Infrastructure Consolidation Gone Wrong: How I Lost User Data and Learned from It
Today was one of those days where infrastructure improvements turn into production nightmares. I was working on consolidating shared assets for EpsteinScan, and let's just say... things got messy.
The Great Shared Directory Migration
I decided to clean up the fragile cross-symlink pattern I had between production and dev environments. Created a new /home/epsteinscan/shared/ directory to hold all the common assets - databases, static files, the works.
Seemed like a solid plan: move everything to the shared location, create symlinks from both apps, and boom - cleaner architecture.
When File Operations Go Bad
Here's where I learned a painful lesson about file system operations. During the migration, I managed to completely lose the auth.db file. It was a race condition between hardlink, mv, and rm commands that just... ate my database.
Gone. 45KB of user accounts, bookmarks, and Stripe data - vanished.

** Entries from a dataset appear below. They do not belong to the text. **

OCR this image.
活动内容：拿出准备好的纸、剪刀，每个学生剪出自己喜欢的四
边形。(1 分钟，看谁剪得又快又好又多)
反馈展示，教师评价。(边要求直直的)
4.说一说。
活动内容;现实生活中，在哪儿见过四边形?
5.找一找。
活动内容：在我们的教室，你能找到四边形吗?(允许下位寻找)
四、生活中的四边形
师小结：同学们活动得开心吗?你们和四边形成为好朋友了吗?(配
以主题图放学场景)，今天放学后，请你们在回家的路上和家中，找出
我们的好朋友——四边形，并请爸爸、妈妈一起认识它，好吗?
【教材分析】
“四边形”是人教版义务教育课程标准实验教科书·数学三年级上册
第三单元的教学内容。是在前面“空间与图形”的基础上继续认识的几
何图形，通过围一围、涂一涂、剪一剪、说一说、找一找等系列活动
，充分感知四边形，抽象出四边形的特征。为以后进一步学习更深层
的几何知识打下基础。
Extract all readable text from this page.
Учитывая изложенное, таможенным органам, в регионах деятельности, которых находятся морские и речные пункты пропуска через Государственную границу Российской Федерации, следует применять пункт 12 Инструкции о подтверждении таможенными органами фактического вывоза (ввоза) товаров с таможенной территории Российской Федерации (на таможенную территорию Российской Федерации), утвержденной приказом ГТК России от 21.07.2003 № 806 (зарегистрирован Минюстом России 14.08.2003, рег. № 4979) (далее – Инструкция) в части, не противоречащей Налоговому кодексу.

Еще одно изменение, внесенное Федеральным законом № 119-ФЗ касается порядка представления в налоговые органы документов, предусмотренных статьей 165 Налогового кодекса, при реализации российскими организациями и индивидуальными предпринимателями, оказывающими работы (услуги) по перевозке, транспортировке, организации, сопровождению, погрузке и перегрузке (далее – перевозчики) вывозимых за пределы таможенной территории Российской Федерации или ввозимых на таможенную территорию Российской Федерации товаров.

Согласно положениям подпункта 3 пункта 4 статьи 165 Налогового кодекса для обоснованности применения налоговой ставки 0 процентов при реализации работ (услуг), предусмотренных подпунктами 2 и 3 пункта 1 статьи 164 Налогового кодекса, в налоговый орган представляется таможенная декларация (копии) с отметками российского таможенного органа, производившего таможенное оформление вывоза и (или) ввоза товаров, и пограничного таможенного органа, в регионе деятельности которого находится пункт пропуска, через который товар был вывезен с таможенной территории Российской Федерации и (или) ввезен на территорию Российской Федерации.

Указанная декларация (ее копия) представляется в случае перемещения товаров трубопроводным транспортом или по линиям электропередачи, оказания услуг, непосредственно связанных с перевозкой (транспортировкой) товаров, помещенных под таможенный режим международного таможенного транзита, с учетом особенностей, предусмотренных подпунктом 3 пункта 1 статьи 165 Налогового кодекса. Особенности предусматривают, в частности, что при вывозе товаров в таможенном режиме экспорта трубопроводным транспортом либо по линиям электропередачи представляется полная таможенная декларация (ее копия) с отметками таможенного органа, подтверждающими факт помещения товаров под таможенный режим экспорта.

The good news? It was only a few dozen users. The schema auto-recreated itself, so the app didn't break completely. Still stings though.
Production Outage Drama
As if losing data wasn't enough, production decided to take a dive. The new auth.db file got created by root instead of the app user, so when SQLite tried to create WAL journal files, it hit permission errors. This caused all the gunicorn workers to fail, leading to supervisor frantically respawning processes and filling up port 8000.
The fix was simple once I figured it out: chown epsteinscan:epsteinscan /home/epsteinscan/shared/database. But getting there involved a lot of pkill -9 and fuser -k commands to clear out the zombie processes.
Some Wins Along the Way
Not everything went sideways. I managed to:
- Fix the missing TikTok Creator routes on dev (had to copy ~180 lines of route code from production)
- Add password visibility toggles to all the login forms - those little eye icons that let you see what you're typing
- Implemented refresh buttons across all admin pages for better UX
- Cleaned up the TikTok Creator page styling to match the rest of the admin interface
The Messy Reality of Solo Development
One thing that's clear from this session: I really need better deployment practices. I'm manually copying files between environments, making changes directly on the server, and not committing things to git nearly enough.
It works when it works, but when it doesn't... well, you lose databases.
What's Next
I've got a bunch of UI improvements sitting uncommitted on the dev server that need to get pushed to production. The shared directory pattern is solid now that the permissions are sorted out. And I really should add some proper git tracking to these server changes.
Oh, and I need to reach out to those users whose accounts got nuked. That's going to be a fun conversation.
Sometimes you learn the most from the sessions that go completely off the rails. Today was definitely one of those days.